Лучшим примером желания с этой точки зрения является голод. Стимулом к голоду является определенное, точно устанавливаемое состояние тела. Находясь в этом состоянии, животное совершает беспокойные движения; если оно видит или чует пищу, оно движется так, что в привычных условиях это привело бы его к пище; если оно добирается до нее, оно ест ее, а если количество достаточно, то приходит в состояние покоя. Подобного рода поведение можно резюмировать утверждением, что голодное животное «желает» пищи. Это поведение, которое различными способами отличается от поведения неживой материи, поскольку беспокойные движения продолжаются до тех пор, пока не реализуется определенное состояние. Эти движения могут быть или не быть наилучшим образом приспособленными к реализации рассматриваемого состояния.
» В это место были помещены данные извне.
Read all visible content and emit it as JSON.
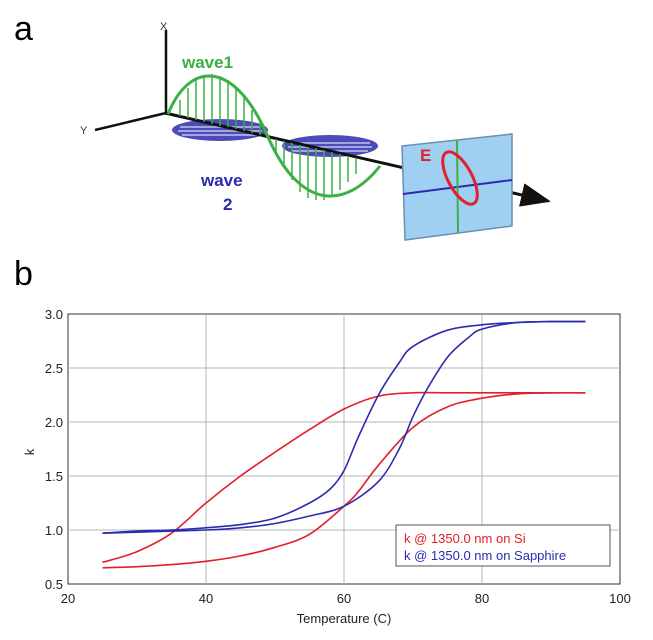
{
  "panels": {
    "a": "a",
    "b": "b"
  },
  "diagram": {
    "axis_x": "X",
    "axis_y": "Y",
    "wave1_label": "wave1",
    "wave2_label_line1": "wave",
    "wave2_label_line2": "2",
    "field_label": "E",
    "colors": {
      "wave1": "#3cb043",
      "wave2": "#2b2bb0",
      "field": "#e0202a",
      "plane": "#9fd0f2"
    }
  },
  "chart_data": {
    "type": "line",
    "xlabel": "Temperature (C)",
    "ylabel": "k",
    "xlim": [
      20,
      100
    ],
    "ylim": [
      0.5,
      3.0
    ],
    "xticks": [
      "20",
      "40",
      "60",
      "80",
      "100"
    ],
    "yticks": [
      "0.5",
      "1.0",
      "1.5",
      "2.0",
      "2.5",
      "3.0"
    ],
    "grid": true,
    "legend_position": "bottom-right",
    "series": [
      {
        "name": "k @ 1350.0 nm on Si",
        "color": "#e0202a",
        "branches": [
          {
            "x": [
              25,
              30,
              35,
              40,
              45,
              50,
              55,
              60,
              65,
              70,
              75,
              80,
              85,
              90,
              95
            ],
            "y": [
              0.7,
              0.8,
              0.97,
              1.25,
              1.5,
              1.72,
              1.93,
              2.12,
              2.24,
              2.27,
              2.27,
              2.27,
              2.27,
              2.27,
              2.27
            ]
          },
          {
            "x": [
              25,
              30,
              35,
              40,
              45,
              50,
              55,
              60,
              62,
              65,
              70,
              75,
              80,
              85,
              90,
              95
            ],
            "y": [
              0.65,
              0.66,
              0.68,
              0.71,
              0.76,
              0.84,
              0.96,
              1.22,
              1.35,
              1.6,
              1.95,
              2.14,
              2.22,
              2.26,
              2.27,
              2.27
            ]
          }
        ]
      },
      {
        "name": "k @ 1350.0 nm on Sapphire",
        "color": "#2b2bb0",
        "branches": [
          {
            "x": [
              25,
              30,
              35,
              40,
              45,
              50,
              55,
              58,
              60,
              62,
              65,
              68,
              70,
              75,
              80,
              85,
              90,
              95
            ],
            "y": [
              0.97,
              0.99,
              1.0,
              1.02,
              1.05,
              1.11,
              1.25,
              1.38,
              1.55,
              1.85,
              2.25,
              2.55,
              2.7,
              2.85,
              2.9,
              2.92,
              2.93,
              2.93
            ]
          },
          {
            "x": [
              25,
              30,
              35,
              40,
              45,
              50,
              55,
              60,
              65,
              68,
              70,
              72,
              75,
              78,
              80,
              85,
              90,
              95
            ],
            "y": [
              0.97,
              0.98,
              0.99,
              1.0,
              1.02,
              1.06,
              1.13,
              1.22,
              1.45,
              1.75,
              2.05,
              2.3,
              2.6,
              2.78,
              2.86,
              2.92,
              2.93,
              2.93
            ]
          }
        ]
      }
    ]
  }
}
Каждому известна история со щукой, которую поместили по одну сторону стеклянной перегородки, в то время как по другую плавали мальки. Она непрерывно билась носом о стекло и спустя шесть недель оставила попытки поймать их. Когда после этого перегородку убрали, она все равно воздерживалась от их преследования. Я не знаю, проверялся ли эксперимент с оставлением возможности добраться до мальков обходным путем. Обучение выбору обходного пути потребовало бы, пожалуй, степени интеллекта, выходящей за рамки возможностей рыб; однако это вопрос, который не представляет больших затруднений для собак или обезьян.
То, что применимо к голоду, в равной степени применимо и к другим формам «желания». Каждое животное обладает определенным врожденным аппаратом «желаний»; иными словами, в определенных состояниях организма оно стимулируется к беспокойным действиям, которые ведут к осуществлению какого-либо рефлекса, и если данная ситуация часто повторяется, животное все быстрее и быстрее приходит к осуществлению рефлекса. Последнее, однако, верно лишь для высших животных; у низших весь процесс от начала до конца является рефлекторным и потому может завершиться успехом лишь в нормальных условиях. Высшие животные и особенно люди имеют большую долю обучения и меньшую долю рефлексов в своем поведении и поэтому лучше способны приспосабливаться к новым обстоятельствам. Беспомощность младенцев является необходимым условием приспособляемости взрослых; у младенцев меньше полезных рефлексов, чем у детенышей животных, но они обладают гораздо большей способностью формировать полезные привычки, которые могут адаптироваться к обстоятельствам и не предопределены роковым образом с рождения. Этот факт тесно связан с превосходством человеческого интеллекта над интеллектом животных.